In a recent announcement, the European Commission (the “Commission”) has declared its plans to create a Digital Single Market (“DSM”) allowing citizens, individuals and businesses to more effectively access and exercise online activities across the European Union. The aim of the initiative is to overcome the difficulties online and digital operators may face when faced with 28 sets of rules governing electronic commerce associated with each member state. 

What is the Digital Single Market?

In the same way the EU aspires to have a single market for goods and services across the EU, the DSM aims to remove regulatory walls and move from the current 28 national EU markets to one single market in the digital sphere. While online operators can already rely on principles of EU law, such as the Freedom to Provide Services, to trade across the EU, the DSM is aimed at further encouraging cross-border digital trade.

In May, the DSM Strategy was adopted by the Commission which outlined the barriers currently faced by citizens in accessing the digital market, leading to them missing out on goods and services. The Commission revealed that only 15% of citizens purchase goods online from another EU member state and that only 7% of SMEs complete transactions cross-border.

What are the benefits of the Digital Single Market?

The main attraction of the DSM to the EU is its potential for economic growth and employment. The Commission projects that the DSM could contribute €415bn per year to the European economy and potentially create hundreds of thousands of new jobs.  The average consumer would be offered greater choice of goods and services and the DSM could positively impact price competitiveness. Business operators would have decreased compliance costs in operating across borders.

What is the strategy?

The DSM Strategy sets out three pillars and 16 key actions which the Commission is tasked with delivering by the end of next year.


  • Better access to digital goods and services across Europe.
  • Ensuring that the right conditions are created to enable digital networks to flourish.
  • Maximising the growth potential of the digital economy.


All 16 of the Commission’s key actions are available here and include:

  • Rules to make cross-border e-commerce easier aiming to provide consumers with a broader spectrum of rights while providing businesses with opportunities to sell across borders more easily.
  • A modern, more European copyright law aimed, in part, at ensuring that users who buy films, music or articles in their home country can also enjoy them while travelling across Europe.
  • Reinforcing security in digital services, especially with regard to the handling of personal data. The new data protection rules have been eagerly awaited for some time and the Agenda provides that the Regulation is to be adopted by the end of 2015. The Commission also intends to review the e-Privacy Directive, which regulates cookies and spam in Europe.

Where do we go from here and what can we expect?

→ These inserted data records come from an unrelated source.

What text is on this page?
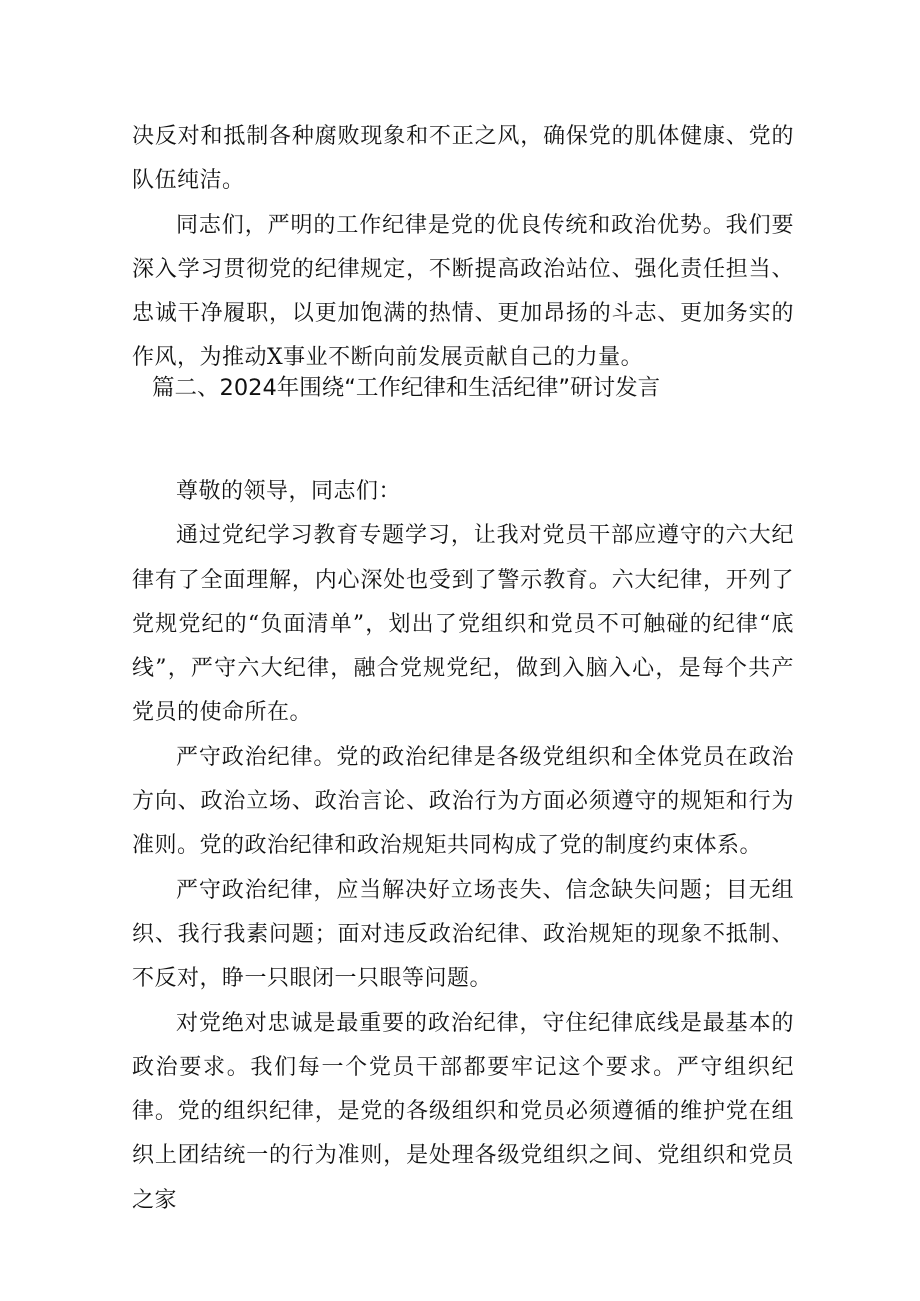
决反对和抵制各种腐败现象和不正之风，确保党的肌体健康、党的队伍纯洁。

同志们，严明的工作纪律是党的优良传统和政治优势。我们要深入学习贯彻党的纪律规定，不断提高政治站位、强化责任担当、忠诚干净履职，以更加饱满的热情、更加昂扬的斗志、更加务实的作风，为推动X事业不断向前发展贡献自己的力量。

篇二、2024年围绕“工作纪律和生活纪律”研讨发言

尊敬的领导，同志们：

通过党纪学习教育专题学习，让我对党员干部应遵守的六大纪律有了全面理解，内心深处也受到了警示教育。六大纪律，开列了党规党纪的“负面清单”，划出了党组织和党员不可触碰的纪律“底线”，严守六大纪律，融合党规党纪，做到入脑入心，是每个共产党员的使命所在。

严守政治纪律。党的政治纪律是各级党组织和全体党员在政治方向、政治立场、政治言论、政治行为方面必须遵守的规矩和行为准则。党的政治纪律和政治规矩共同构成了党的制度约束体系。

严守政治纪律，应当解决好立场丧失、信念缺失问题；目无组织、我行我素问题；面对违反政治纪律、政治规矩的现象不抵制、不反对，睁一只眼闭一只眼等问题。

对党绝对忠诚是最重要的政治纪律，守住纪律底线是最基本的政治要求。我们每一个党员干部都要牢记这个要求。严守组织纪律。党的组织纪律，是党的各级组织和党员必须遵循的维护党在组织上团结统一的行为准则，是处理各级党组织之间、党组织和党员之家
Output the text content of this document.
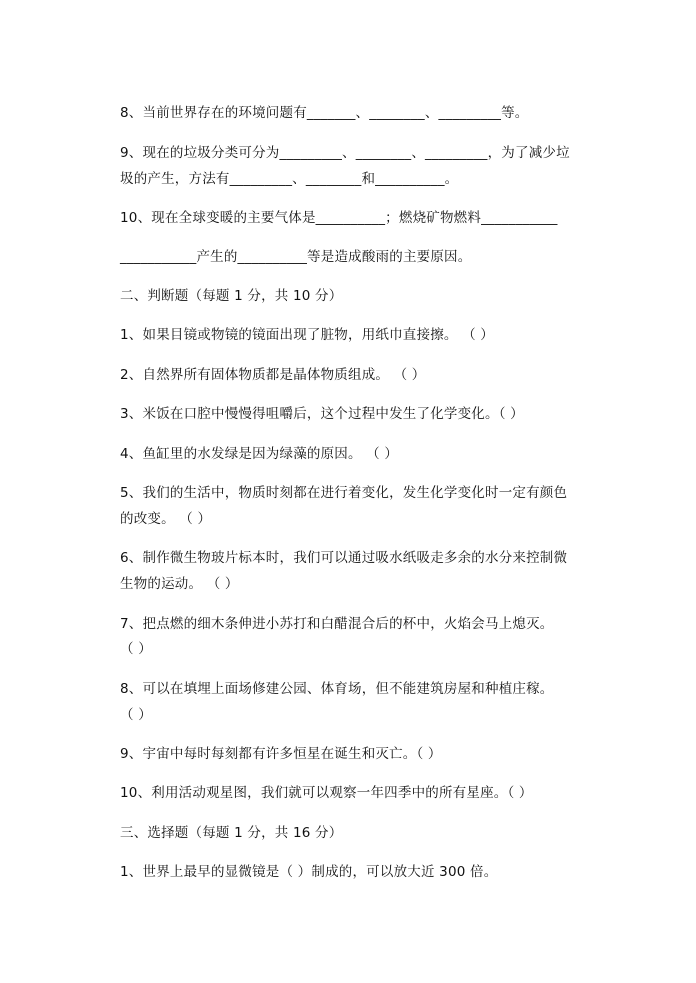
8、当前世界存在的环境问题有_______、________、_________等。
9、现在的垃圾分类可分为_________、________、_________，为了减少垃
圾的产生，方法有_________、________和__________。
10、现在全球变暖的主要气体是__________；燃烧矿物燃料___________
___________产生的__________等是造成酸雨的主要原因。
二、判断题（每题 1 分，共 10 分）
1、如果目镜或物镜的镜面出现了脏物，用纸巾直接擦。 （ ）
2、自然界所有固体物质都是晶体物质组成。 （ ）
3、米饭在口腔中慢慢得咀嚼后，这个过程中发生了化学变化。（ ）
4、鱼缸里的水发绿是因为绿藻的原因。 （ ）
5、我们的生活中，物质时刻都在进行着变化，发生化学变化时一定有颜色
的改变。 （ ）
6、制作微生物玻片标本时，我们可以通过吸水纸吸走多余的水分来控制微
生物的运动。 （ ）
7、把点燃的细木条伸进小苏打和白醋混合后的杯中，火焰会马上熄灭。
（ ）
8、可以在填埋上面场修建公园、体育场，但不能建筑房屋和种植庄稼。
（ ）
9、宇宙中每时每刻都有许多恒星在诞生和灭亡。（ ）
10、利用活动观星图，我们就可以观察一年四季中的所有星座。（ ）
三、选择题（每题 1 分，共 16 分）
1、世界上最早的显微镜是（ ）制成的，可以放大近 300 倍。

Although the announcement has been recent, many of the legislative initiatives have already been in development in some time. Some may face uphill political battles. Significant legislative plans on this year’s agenda include increased harmonisation of copyright law, a modified proposal for a Common European Sales Law, and a new Directive on Comparative and Misleading Advertising. The Council of the European Union has recently approved a version of the General Data Protection Regulation, although it may be a year or more before a final version is agreed.